All of these data on the built environment will then be linked to health data for three different groups: 14,000 men and women; 4,000 women (half black, half white) and 500 children (aged 4,5 and six). Rundle knows each of the participant's height and weight, demographics and general location within a neighbourhood.
Keeping track of this vast amount of data — much of which is still streaming in and will be for the next four years — is a monumental task. But Rundle has already crunched some of the numbers.
He's found that people who live in neighbourhoods that are about 50 per cent residential and about 50 per cent commercial have lower levels of obesity than people who live in neighbourhoods that are closer to being 100 per cent residential.
"The more mixed an area, the skinnier people are," he says. "Mixing supports walking, it supports incidental activity and it makes you independent of an automobile."
Rundle has also shown that as the density of bus and subway stops increases in a neighbourhood, the body size of residents goes down.
"None of this is, like, rocket science," laughs Rundle. "None of this is, like, some grand esoteric formula.

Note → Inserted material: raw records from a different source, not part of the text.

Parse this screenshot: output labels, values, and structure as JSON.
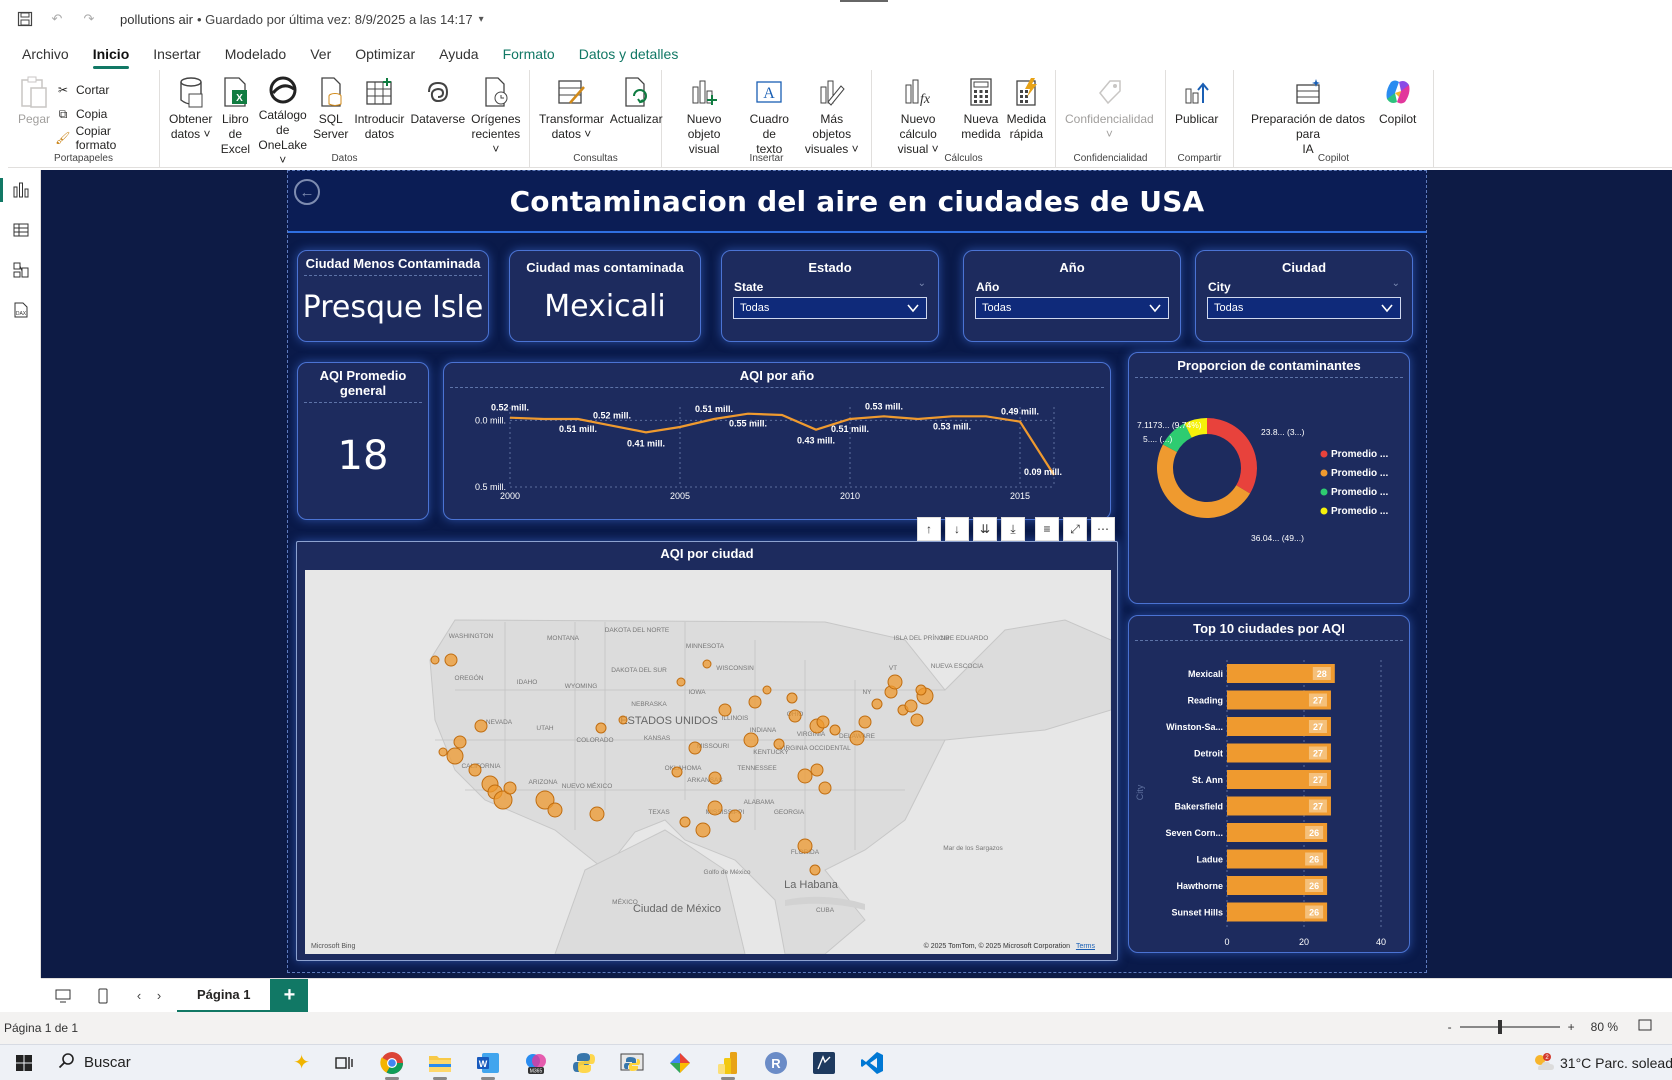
{
  "titlebar": {
    "doc_title": "pollutions air",
    "saved": "•  Guardado por última vez: 8/9/2025 a las 14:17"
  },
  "menu": {
    "tabs": [
      {
        "label": "Archivo",
        "style": "normal"
      },
      {
        "label": "Inicio",
        "style": "active"
      },
      {
        "label": "Insertar",
        "style": "normal"
      },
      {
        "label": "Modelado",
        "style": "normal"
      },
      {
        "label": "Ver",
        "style": "normal"
      },
      {
        "label": "Optimizar",
        "style": "normal"
      },
      {
        "label": "Ayuda",
        "style": "normal"
      },
      {
        "label": "Formato",
        "style": "green"
      },
      {
        "label": "Datos y detalles",
        "style": "green"
      }
    ]
  },
  "ribbon": {
    "portapapeles": {
      "name": "Portapapeles",
      "pegar": "Pegar",
      "cortar": "Cortar",
      "copia": "Copia",
      "copiar_formato": "Copiar formato"
    },
    "datos": {
      "name": "Datos",
      "obtener_1": "Obtener",
      "obtener_2": "datos ˅",
      "excel_1": "Libro de",
      "excel_2": "Excel",
      "onelake_1": "Catálogo de",
      "onelake_2": "OneLake ˅",
      "sql_1": "SQL",
      "sql_2": "Server",
      "introducir_1": "Introducir",
      "introducir_2": "datos",
      "dataverse": "Dataverse",
      "origenes_1": "Orígenes",
      "origenes_2": "recientes ˅"
    },
    "consultas": {
      "name": "Consultas",
      "transformar_1": "Transformar",
      "transformar_2": "datos ˅",
      "actualizar": "Actualizar"
    },
    "insertar": {
      "name": "Insertar",
      "nuevo_visual_1": "Nuevo objeto",
      "nuevo_visual_2": "visual",
      "cuadro_texto_1": "Cuadro de",
      "cuadro_texto_2": "texto",
      "mas_visuales_1": "Más objetos",
      "mas_visuales_2": "visuales ˅"
    },
    "calculos": {
      "name": "Cálculos",
      "nuevo_calculo_1": "Nuevo cálculo",
      "nuevo_calculo_2": "visual ˅",
      "nueva_medida_1": "Nueva",
      "nueva_medida_2": "medida",
      "medida_rapida_1": "Medida",
      "medida_rapida_2": "rápida"
    },
    "confidencialidad": {
      "name": "Confidencialidad",
      "btn": "Confidencialidad"
    },
    "compartir": {
      "name": "Compartir",
      "publicar": "Publicar"
    },
    "copilot": {
      "name": "Copilot",
      "prep_1": "Preparación de datos para",
      "prep_2": "IA",
      "copilot": "Copilot"
    }
  },
  "report": {
    "title": "Contaminacion del aire en ciudades de USA",
    "kpi_min": {
      "header": "Ciudad Menos Contaminada",
      "value": "Presque Isle"
    },
    "kpi_max": {
      "header": "Ciudad mas contaminada",
      "value": "Mexicali"
    },
    "slicer_estado": {
      "header": "Estado",
      "field": "State",
      "value": "Todas"
    },
    "slicer_ano": {
      "header": "Año",
      "field": "Año",
      "value": "Todas"
    },
    "slicer_ciudad": {
      "header": "Ciudad",
      "field": "City",
      "value": "Todas"
    },
    "kpi_aqi": {
      "header_1": "AQI Promedio",
      "header_2": "general",
      "value": "18"
    },
    "map": {
      "title": "AQI por ciudad",
      "attribution": "© 2025 TomTom, © 2025 Microsoft Corporation",
      "terms": "Terms",
      "bing": "Microsoft Bing"
    }
  },
  "line_chart": {
    "title": "AQI por año",
    "y_ticks": [
      "0.5 mill.",
      "0.0 mill."
    ],
    "x_ticks": [
      "2000",
      "2005",
      "2010",
      "2015"
    ],
    "labels": [
      "0.52 mill.",
      "0.51 mill.",
      "0.52 mill.",
      "0.41 mill.",
      "0.51 mill.",
      "0.55 mill.",
      "0.43 mill.",
      "0.51 mill.",
      "0.53 mill.",
      "0.53 mill.",
      "0.49 mill.",
      "0.09 mill."
    ]
  },
  "donut_chart": {
    "title": "Proporcion de contaminantes",
    "labels": [
      "23.8... (3...)",
      "36.04... (49...)",
      "7.1173... (9.74%)",
      "5.... (...)"
    ],
    "legend": [
      "Promedio ...",
      "Promedio ...",
      "Promedio ...",
      "Promedio ..."
    ]
  },
  "bar_chart": {
    "title": "Top 10 ciudades por AQI",
    "y_axis_title": "City",
    "x_ticks": [
      "0",
      "20",
      "40"
    ]
  },
  "chart_data": [
    {
      "type": "line",
      "title": "AQI por año",
      "x": [
        2000,
        2001,
        2002,
        2003,
        2004,
        2005,
        2006,
        2007,
        2008,
        2009,
        2010,
        2011,
        2012,
        2013,
        2014,
        2015,
        2016
      ],
      "series": [
        {
          "values": [
            0.52,
            0.51,
            0.51,
            0.46,
            0.41,
            0.45,
            0.51,
            0.55,
            0.54,
            0.43,
            0.51,
            0.53,
            0.51,
            0.53,
            0.53,
            0.49,
            0.09
          ]
        }
      ],
      "ylim": [
        0,
        0.6
      ],
      "y_ticks": [
        0,
        0.5
      ],
      "x_ticks": [
        2000,
        2005,
        2010,
        2015
      ],
      "grid": true
    },
    {
      "type": "pie",
      "title": "Proporcion de contaminantes",
      "donut": true,
      "categories": [
        "Promedio ...",
        "Promedio ...",
        "Promedio ...",
        "Promedio ..."
      ],
      "values": [
        33.5,
        49.3,
        9.74,
        7.46
      ],
      "colors": [
        "#e8423c",
        "#ef9a2f",
        "#2ecc71",
        "#f5f10a"
      ],
      "legend": "right"
    },
    {
      "type": "bar",
      "orientation": "horizontal",
      "title": "Top 10 ciudades por AQI",
      "categories": [
        "Mexicali",
        "Reading",
        "Winston-Sa...",
        "Detroit",
        "St. Ann",
        "Bakersfield",
        "Seven Corn...",
        "Ladue",
        "Hawthorne",
        "Sunset Hills"
      ],
      "values": [
        28,
        27,
        27,
        27,
        27,
        27,
        26,
        26,
        26,
        26
      ],
      "xlim": [
        0,
        40
      ],
      "ylabel": "City",
      "color": "#ef9a2f"
    }
  ],
  "map_labels": [
    {
      "text": "WASHINGTON",
      "big": false
    },
    {
      "text": "MONTANA",
      "big": false
    },
    {
      "text": "DAKOTA DEL NORTE",
      "big": false
    },
    {
      "text": "MINNESOTA",
      "big": false
    },
    {
      "text": "OREGÓN",
      "big": false
    },
    {
      "text": "IDAHO",
      "big": false
    },
    {
      "text": "WYOMING",
      "big": false
    },
    {
      "text": "DAKOTA DEL SUR",
      "big": false
    },
    {
      "text": "WISCONSIN",
      "big": false
    },
    {
      "text": "NEBRASKA",
      "big": false
    },
    {
      "text": "IOWA",
      "big": false
    },
    {
      "text": "NEVADA",
      "big": false
    },
    {
      "text": "UTAH",
      "big": false
    },
    {
      "text": "ESTADOS UNIDOS",
      "big": true
    },
    {
      "text": "ILLINOIS",
      "big": false
    },
    {
      "text": "INDIANA",
      "big": false
    },
    {
      "text": "OHIO",
      "big": false
    },
    {
      "text": "COLORADO",
      "big": false
    },
    {
      "text": "KANSAS",
      "big": false
    },
    {
      "text": "MISSOURI",
      "big": false
    },
    {
      "text": "KENTUCKY",
      "big": false
    },
    {
      "text": "VIRGINIA",
      "big": false
    },
    {
      "text": "CALIFORNIA",
      "big": false
    },
    {
      "text": "OKLAHOMA",
      "big": false
    },
    {
      "text": "ARKANSAS",
      "big": false
    },
    {
      "text": "TENNESSEE",
      "big": false
    },
    {
      "text": "ARIZONA",
      "big": false
    },
    {
      "text": "NUEVO MÉXICO",
      "big": false
    },
    {
      "text": "TEXAS",
      "big": false
    },
    {
      "text": "ALABAMA",
      "big": false
    },
    {
      "text": "MISSISSIPPI",
      "big": false
    },
    {
      "text": "GEORGIA",
      "big": false
    },
    {
      "text": "FLORIDA",
      "big": false
    },
    {
      "text": "Golfo de México",
      "big": false
    },
    {
      "text": "La Habana",
      "big": true
    },
    {
      "text": "MÉXICO",
      "big": false
    },
    {
      "text": "Ciudad de México",
      "big": true
    },
    {
      "text": "CUBA",
      "big": false
    },
    {
      "text": "Mar de los Sargazos",
      "big": false
    },
    {
      "text": "NUEVA ESCOCIA",
      "big": false
    },
    {
      "text": "NY",
      "big": false
    },
    {
      "text": "VT",
      "big": false
    },
    {
      "text": "NB",
      "big": false
    },
    {
      "text": "ISLA DEL PRÍNCIPE EDUARDO",
      "big": false
    },
    {
      "text": "DELAWARE",
      "big": false
    },
    {
      "text": "VIRGINIA OCCIDENTAL",
      "big": false
    }
  ],
  "pagebar": {
    "page_tab": "Página 1",
    "add": "+"
  },
  "statusbar": {
    "page_info": "Página 1 de 1",
    "zoom": "80 %",
    "minus": "-",
    "plus": "+"
  },
  "taskbar": {
    "search": "Buscar",
    "weather": "31°C  Parc. soleado"
  }
}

A lot of it has a `that-kind-of-makes-sense' quality to it. But nobody has looked at these (kinds of) data and nobody has analyzed these (kinds of) data to see if it's true."
At the close of his four-year study, Rundle hopes his research findings will bring a discussion of health to urban planning decisions in New York City — and across North America.
"If we can influence zoning so that neighbourhoods are not 100 per cent residential so you can walk to a corner store — because you have a corner store — that's huge, that has real public health significance," he says.
Rundle believes that subtle changes in lifestyle, such as walking to the corner store for a litre of milk, repeated over and over can have a tremendous influence on a person's body size.
North Americans have been in the grip of an obesity epidemic since 1975.
If our environment shapes our behaviour, says Rundle, then perhaps understanding the built environment will provide the plan to fight the epidemic.
"The epidemic of obesity is like an epidemic of a thousand paper cuts," he says.
"There are all these subtle little pokes and prods and they all accumulate toward us getting fat."
There is no magic bullet that will curb the rise in obesity. And that, says Rundle, is why it's so hard to fight the epidemic. You don't have one target to hit, you've got one thousand targets to strike to win.


Princess Pessimism said...

Interesting St. Catharines Factoid?? Not only is it the Donut Capital...It is ALSO the Fattest city in Canada...Go figure eh?

berly02 said...

It sounds like we have no chance.
No chance at all.
Am I gonna be fat forever?

Jennifer said...

If you live in St.C you're going to be fat forever, every other place, you might have a chance to dig yourself out of that hole!